Il existe une première réponse à cette question. L’administration allemande serait guidée par sa propre logique qui ne doit pas être confondue avec celle de son gouvernement. En exigeant de Michael Hansen qu’il tienne un journal de son activité de « collecte de dons privés », elle obéirait à des critères de rationalisation, sans état d’âme. L’efficacité serait son unique préoccupation. A cette fin, le Jobcenter a même été amené à évaluer le montant des sommes perçues par le mendiant à 300 euros par mois, 10 euros pendant trente jours. Ce que le travailleur non déclaré a contesté en affirmant qu’il était plutôt question de 120 euros, 6 euros pendant vingt jours. Pour rester dans cet univers kafkaïen, nous suggérerions bien à l’administration d’embaucher des chômeurs à des tâches de contrôle des sommes encaissées par les mendiants. Elle ferait coup double, obtenant davantage de précision dans les cases à cocher avec des créations d’emploi à la clé.

Toutefois, cette explication « fonctionnaliste » n’épuise pas le sujet.
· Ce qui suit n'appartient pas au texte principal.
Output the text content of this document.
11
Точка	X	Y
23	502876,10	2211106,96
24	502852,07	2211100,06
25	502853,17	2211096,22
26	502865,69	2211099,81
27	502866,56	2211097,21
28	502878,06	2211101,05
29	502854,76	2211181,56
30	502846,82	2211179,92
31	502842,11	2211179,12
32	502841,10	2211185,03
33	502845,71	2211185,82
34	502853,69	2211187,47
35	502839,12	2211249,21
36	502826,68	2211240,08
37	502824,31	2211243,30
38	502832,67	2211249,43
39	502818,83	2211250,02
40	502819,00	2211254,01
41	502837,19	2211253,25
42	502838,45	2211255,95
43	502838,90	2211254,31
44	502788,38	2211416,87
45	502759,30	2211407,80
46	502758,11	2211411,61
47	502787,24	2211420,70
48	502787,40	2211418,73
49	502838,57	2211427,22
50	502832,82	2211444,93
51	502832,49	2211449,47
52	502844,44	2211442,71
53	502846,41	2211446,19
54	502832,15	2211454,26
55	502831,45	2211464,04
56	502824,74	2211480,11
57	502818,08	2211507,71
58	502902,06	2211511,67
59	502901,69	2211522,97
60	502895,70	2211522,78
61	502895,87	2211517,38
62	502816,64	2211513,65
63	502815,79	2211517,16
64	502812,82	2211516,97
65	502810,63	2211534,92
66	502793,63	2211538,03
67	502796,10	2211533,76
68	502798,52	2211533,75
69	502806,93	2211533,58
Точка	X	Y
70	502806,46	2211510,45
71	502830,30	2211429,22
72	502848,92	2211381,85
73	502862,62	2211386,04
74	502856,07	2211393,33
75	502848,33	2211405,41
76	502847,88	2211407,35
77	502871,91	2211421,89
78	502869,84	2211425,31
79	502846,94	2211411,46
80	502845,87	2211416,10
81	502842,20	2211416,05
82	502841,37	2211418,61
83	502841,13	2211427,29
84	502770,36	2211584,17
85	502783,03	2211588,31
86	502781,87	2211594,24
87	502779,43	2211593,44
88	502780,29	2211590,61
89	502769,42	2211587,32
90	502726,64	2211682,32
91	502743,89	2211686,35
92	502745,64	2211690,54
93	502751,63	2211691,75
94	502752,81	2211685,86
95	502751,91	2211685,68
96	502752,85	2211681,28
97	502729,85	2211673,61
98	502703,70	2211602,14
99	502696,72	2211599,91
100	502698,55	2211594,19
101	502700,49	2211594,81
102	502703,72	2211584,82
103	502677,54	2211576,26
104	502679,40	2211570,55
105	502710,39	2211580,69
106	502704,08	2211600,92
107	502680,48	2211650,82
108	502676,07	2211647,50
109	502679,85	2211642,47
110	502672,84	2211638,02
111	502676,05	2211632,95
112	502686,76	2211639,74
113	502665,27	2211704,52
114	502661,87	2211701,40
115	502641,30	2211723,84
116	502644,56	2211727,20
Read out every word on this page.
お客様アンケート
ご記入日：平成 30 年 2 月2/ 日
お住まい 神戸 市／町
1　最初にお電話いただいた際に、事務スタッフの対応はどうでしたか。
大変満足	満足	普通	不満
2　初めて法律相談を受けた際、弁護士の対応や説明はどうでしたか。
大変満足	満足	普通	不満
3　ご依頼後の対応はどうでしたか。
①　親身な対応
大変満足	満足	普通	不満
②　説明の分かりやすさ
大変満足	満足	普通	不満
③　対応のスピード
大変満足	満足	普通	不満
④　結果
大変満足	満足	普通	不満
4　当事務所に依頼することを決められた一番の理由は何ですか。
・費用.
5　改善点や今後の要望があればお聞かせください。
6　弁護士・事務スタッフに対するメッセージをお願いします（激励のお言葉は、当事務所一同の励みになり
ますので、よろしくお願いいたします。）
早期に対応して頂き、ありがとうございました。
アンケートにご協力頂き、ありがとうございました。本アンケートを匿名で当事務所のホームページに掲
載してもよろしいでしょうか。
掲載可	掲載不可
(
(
Il faut se souvenir de l’analyse d’Herbert Spencer sur les bienfaits du capitalisme, sur les valeurs civilisatrices qu’il véhicule. A la fin, se projette-t-il, les hommes seront tellement conditionnés à faire preuve de bonté les uns envers les autres que l’acte suprême d’altruisme consistera à laisser son voisin faire le bien à sa place. Une sorte de renoncement ultime. Plus près de nous, le « capitalisme compassionnel », qui était à la mode durant la présidence de George W. Bush fils, a repris le flambeau dans la même direction : la croissance des inégalités permet aux nantis d’accomplir plus facilement leur devoir moral envers les défavorisés. L’intervention de l’administration allemande est susceptible d’être interprétée à l’aune de ces approches humanistes. Les passants qui donnent une pièce aux mendiants rendent les allocations versées par l’administration moins vitales. Ils entreraient donc en concurrence avec cette dernière qui, elle aussi, désire plus que tout aider les faibles. L’administration exercerait alors des pressions sur les mendiants afin qu’ils choisissent leur bienfaiteur. Cette fois, l’argument repose sur « l’intentionnalité ».

Conseils de lecture :

De Soto Hernando, L’autre sentier, Paris, La Découverte, 1994.
Polanyi Karl, La grande transformation : Aux origines politiques et économiques de notre temps, Paris, Gallimard, 2009.